In Ligotti v. United Healthcare Services, 2021 U.S. Dist. LEXIS 106992 (S.D. Fla., June 8, 2021), a Florida district court held that a health care provider challenging claim denials on behalf of his patients cannot satisfy ERISA's exhaustion requirement by verbally appealing adverse benefits determinations when the underlying plan requires written appeals.

Michael Ligotti, a physician owner of a substance abuse clinic, sought reimbursement for treatment he provided to hundreds of patients who were participants in various ERISA employee benefit plans administered by Defendants United Healthcare Services, Inc. and United Healthcare of Florida, Inc. (collectively "Defendants"). The patients had assigned their claims to Ligotti. Defendant's denied the claims because of questions involving the status of Ligotti's medical license.

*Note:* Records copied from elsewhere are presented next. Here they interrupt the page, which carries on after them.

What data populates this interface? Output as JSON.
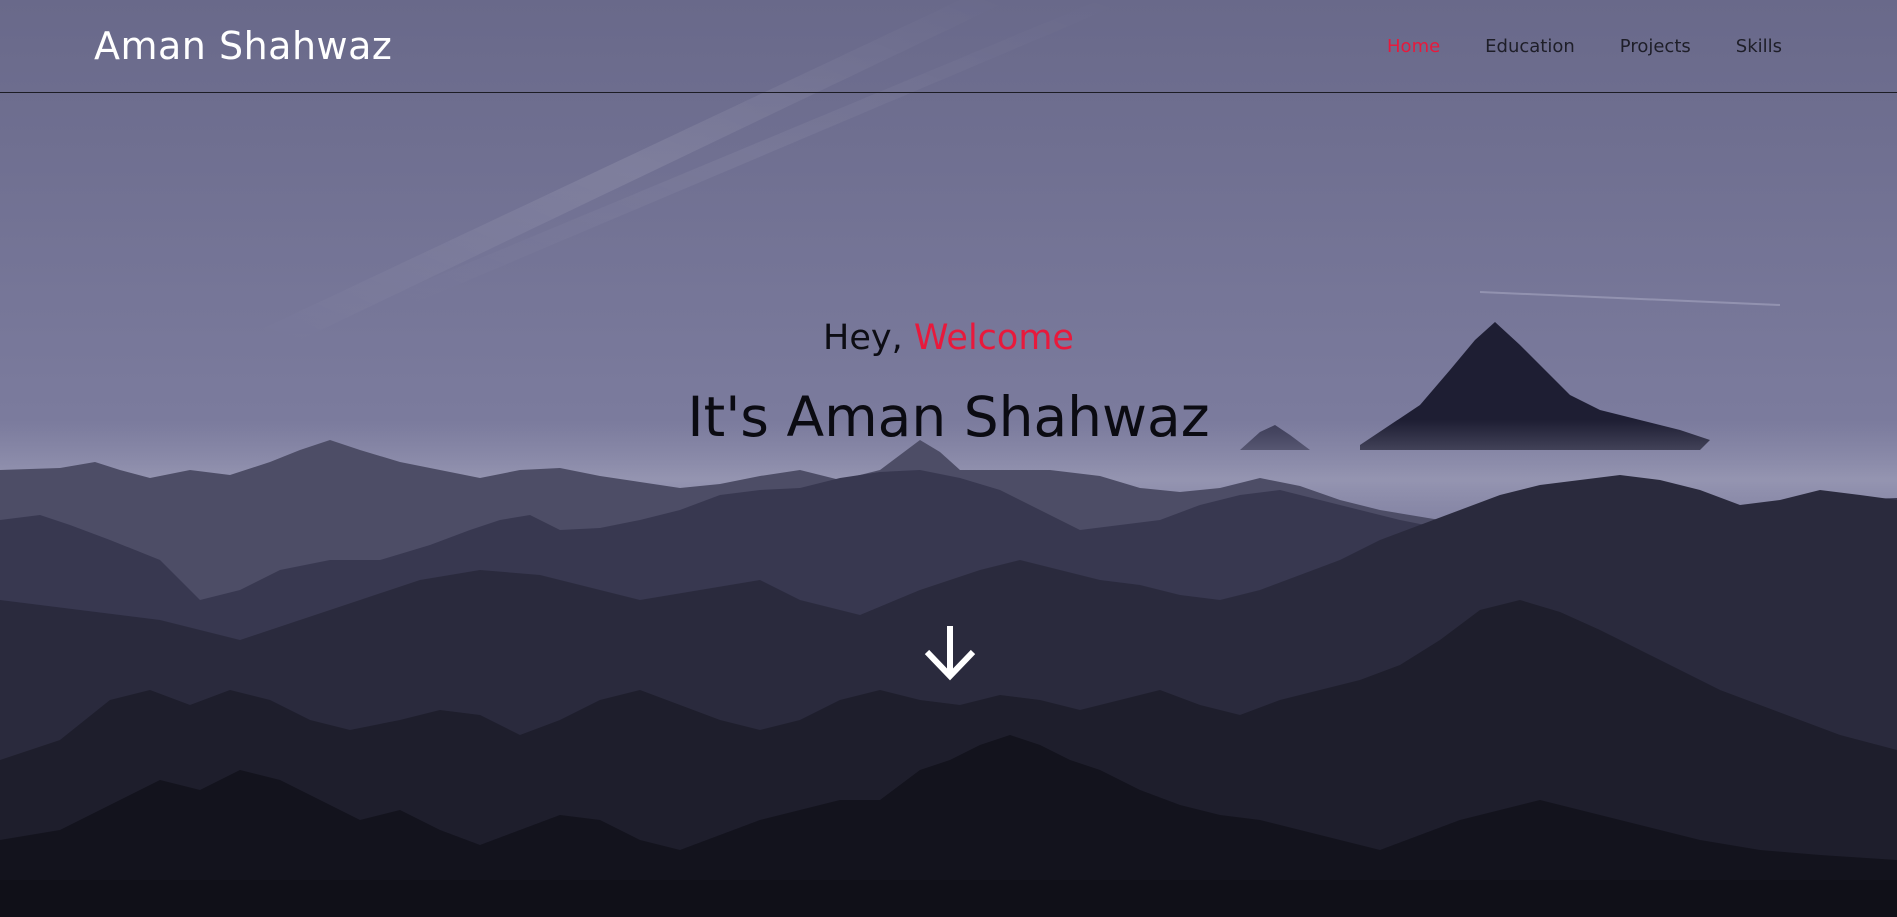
{
  "brand": {
    "name": "Aman Shahwaz"
  },
  "nav": {
    "items": [
      {
        "label": "Home",
        "active": true
      },
      {
        "label": "Education",
        "active": false
      },
      {
        "label": "Projects",
        "active": false
      },
      {
        "label": "Skills",
        "active": false
      }
    ]
  },
  "hero": {
    "greeting_prefix": "Hey,",
    "greeting_accent": "Welcome",
    "headline": "It's Aman Shahwaz",
    "scroll_icon": "arrow-down-icon"
  },
  "colors": {
    "accent": "#e8193c",
    "brand_text": "#ffffff",
    "nav_text": "#1e1e28"
  }
}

Ligotti and his clinic ("Plaintiffs") sued Defendants in a Florida federal court under ERISA. Defendants filed a motion for summary judgment on several grounds, including that several of the underlying plans contained anti-assignment provisions and that Plaintiffs had failed to exhaust their administrative remedies. On the first issue, the court sided with Defendants and dismissed all patient claims for which the governing ERISA plan had an anti-assignment clause.

With respect to exhaustion, the court denied Defendants' motion without prejudice to allow for additional discovery on the remaining 536 patient claims to determine whether Plaintiffs had exhausted their administrative appeals. The court held that Defendants could renew their motion for summary judgment after the discovery process, which is exactly what Defendants did.

In opposition to the renewed motion, Plaintiffs submitted hundreds of documents produced in discovery that they claimed demonstrated viable appeals. Plaintiffs also argued in the alternative that they made phone calls to Defendants that qualified as appeals. Defendants disagreed that any of the documents constituted proper written appeals and filed multiple plan documents that set forth the requirements for written appeal.

The court found Plaintiffs' exhaustion argument to be unpersuasive. Specifically, the court stated that none of the documents Plaintiffs produced in discovery constituted appeals; they were mostly claims submissions made before the initial denials, as well as miscellaneous faxes, post-it notes and other documents that included no requests for appeal. Regarding the purported phone calls, the court held that the parties were bound by the unambiguous language in the subject plans requiring written appeals.

ERISA does contain a potential exception to the exhaustion requirement where a plan contains ambiguous or contradictory terms. See Watts v. BellSouth Telcomms., Inc., 316 F.3d 1203, 1204-06 (11th Cir. 2003). However, the court noted Plaintiffs declined to invoke this exception, and it would not have applied anyway because of the clear terms in the plans.

"The ERISA plans that governed those . . . claims unambiguously required the claimants to appeal adverse benefits determinations before filing their federal lawsuits. But the Plaintiffs (as proxies for their patients) didn't appeal those denials—or, at least, they don't submit any evidence that they did."

Accordingly, the court dismissed 493 patient claims where the exhaustion requirement had not been met. The remaining 43 claims remain in active litigation.